Progressive Education, with a capital P, descended upon my elementary school in Springfield, Missouri in 1951 when I was in fifth grade. Suddenly A, B, and C grades switched to either “P” (progressing) or “N” (not progressing). The school board forbade games between schools and disallowed keeping score in intramurals. Competition, the experts said, deflated losers’ egos. My parents switched me to a district with an old-fashioned rigorous, traditionally delivered curriculum.

Today’s parents are similarly concerned that, once again, educational leaders are revising methods and materials for schools.

Yet, as my own story demonstrates, this is nothing new. Educational leaders have continuously inserted novel panaceas (new educational viruses?) to replace the previous programs.
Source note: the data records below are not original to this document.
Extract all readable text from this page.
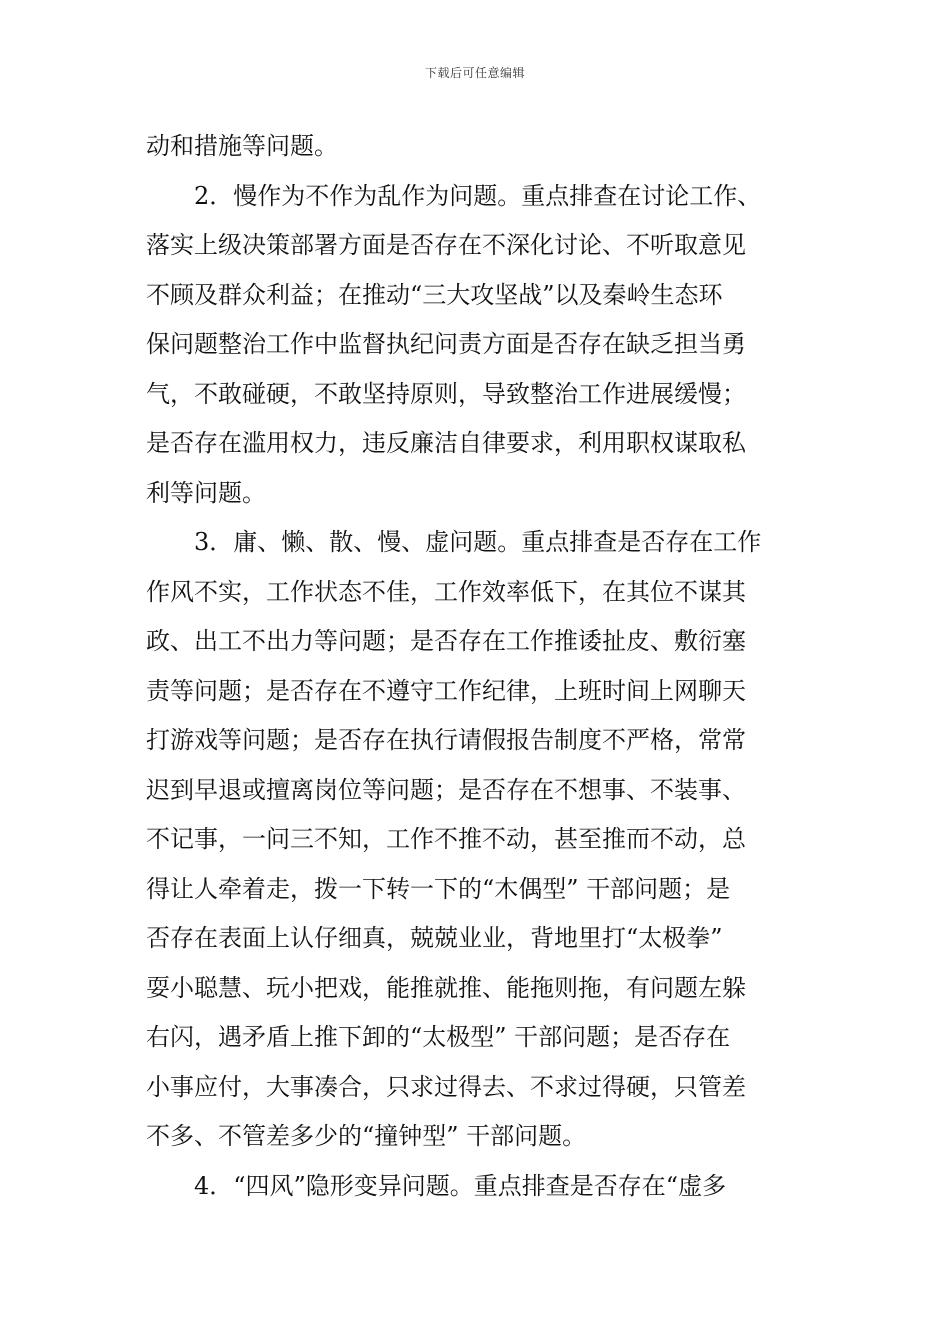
下载后可任意编辑
动和措施等问题。
2．慢作为不作为乱作为问题。重点排查在讨论工作、
落实上级决策部署方面是否存在不深化讨论、不听取意见
不顾及群众利益；在推动“三大攻坚战”以及秦岭生态环
保问题整治工作中监督执纪问责方面是否存在缺乏担当勇
气，不敢碰硬，不敢坚持原则，导致整治工作进展缓慢；
是否存在滥用权力，违反廉洁自律要求，利用职权谋取私
利等问题。
3．庸、懒、散、慢、虚问题。重点排查是否存在工作
作风不实，工作状态不佳，工作效率低下，在其位不谋其
政、出工不出力等问题；是否存在工作推诿扯皮、敷衍塞
责等问题；是否存在不遵守工作纪律，上班时间上网聊天
打游戏等问题；是否存在执行请假报告制度不严格，常常
迟到早退或擅离岗位等问题；是否存在不想事、不装事、
不记事，一问三不知，工作不推不动，甚至推而不动，总
得让人牵着走，拨一下转一下的“木偶型” 干部问题；是
否存在表面上认仔细真，兢兢业业，背地里打“太极拳”
耍小聪慧、玩小把戏，能推就推、能拖则拖，有问题左躲
右闪，遇矛盾上推下卸的“太极型” 干部问题；是否存在
小事应付，大事凑合，只求过得去、不求过得硬，只管差
不多、不管差多少的“撞钟型” 干部问题。
4．“四风”隐形变异问题。重点排查是否存在“虚多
The following innovations, to name a random few, appeared during my own 37-year teaching career: Self-directed Education, Mastery Learning, Common Core, the New Math, Collaborative Learning/Group Testing, and No Child Left Behind.

Notice that each has a positive-sounding name. Who wouldn’t want progress? Why shouldn’t children have input into their study topics? Mastery of topics taught is the goal, right? Collaboration—how can life itself even work without it? And nothing seems right about leaving a child behind.

But don’t let the icing persuade you the cake has safe, appropriate ingredients.

Very likely the majority of the 3.2 million teachers in our public schools do not welcome demands for experimental change. Their successful lesson plans have been tweaked year by year for better results. However, classroom professionals have little say when school boards and state education departments thrust new requirements on them. Not if they wish to keep jobs.

Let’s look at some of these new concepts you may or may not want to be inserted into your children’s math and English lessons:

A is for antiracism, a critical race theory umbrella for all items below.

B is for BIPOC, which excludes Hispanics and Asians as “white.”

C is for colorblind, a practice of racial behavior now unacceptable.

D is for diversity, as correctly achieved through forcing quotas of race.

E is for equity in outcome instead of equality of opportunity.

F is for freedom to cancel people with ideas opposite of yours.

G is for gender binary, which is incorrect today because 12 “genders” now exist.

So here we are with another experiment for our guinea pig students.

On critical race theory, parents are split along party lines. According to The Heritage Foundation, “While 58 percent of Republican parents reject it, 60 percent of Democratic parents support it. The divide is even stronger among teachers: 66 percent of Democrats support it, while 61 percent of Republican teachers reject it. Furthermore, urban teachers in support reached 60 percent, compared with rural teachers’ 31 percent.”

On sexuality and transgender issues, school boards, encouraged by parents, are beginning to push back on state policies. In Virginia, the Augusta County school board recently declined to adopt the VA Department of Education’s requirement that schools eliminate dress code provisions requiring gender-specific attire and another restriction on school personnel which would have required them to stop using transgender students’ biological pronouns. Parents are demanding more control over values taught to their children, both through lesson content and school regulations. Rights of all children matter, not just those of minorities.

Knowing what your children are being taught in school is the first step to making decisions. If you approve, leave them there. If not, join with other parents to speak out in school board meetings. Visit teachers and ask for lesson plans. Find a different school if possible. Work for school choice, join a homeschool co-op or begin personally homeschooling.

At the very least, talk to your children about what they are being told in class. Look at their textbooks or handouts and worksheets so you can counter principles you disagree with.

Progressive Education didn’t last long in my hometown of Springfield. Parents demanded more information about specific levels of learning. Bright students didn’t like getting the same “grade” as the laziest kid in class, and sports participants rebelled. Who knew?

Actually, the teachers, parents, and children knew right away it was a crazy plan. Only the “experts” in the field refused to believe their researched theories would not work. But parents are a force to be reckoned with.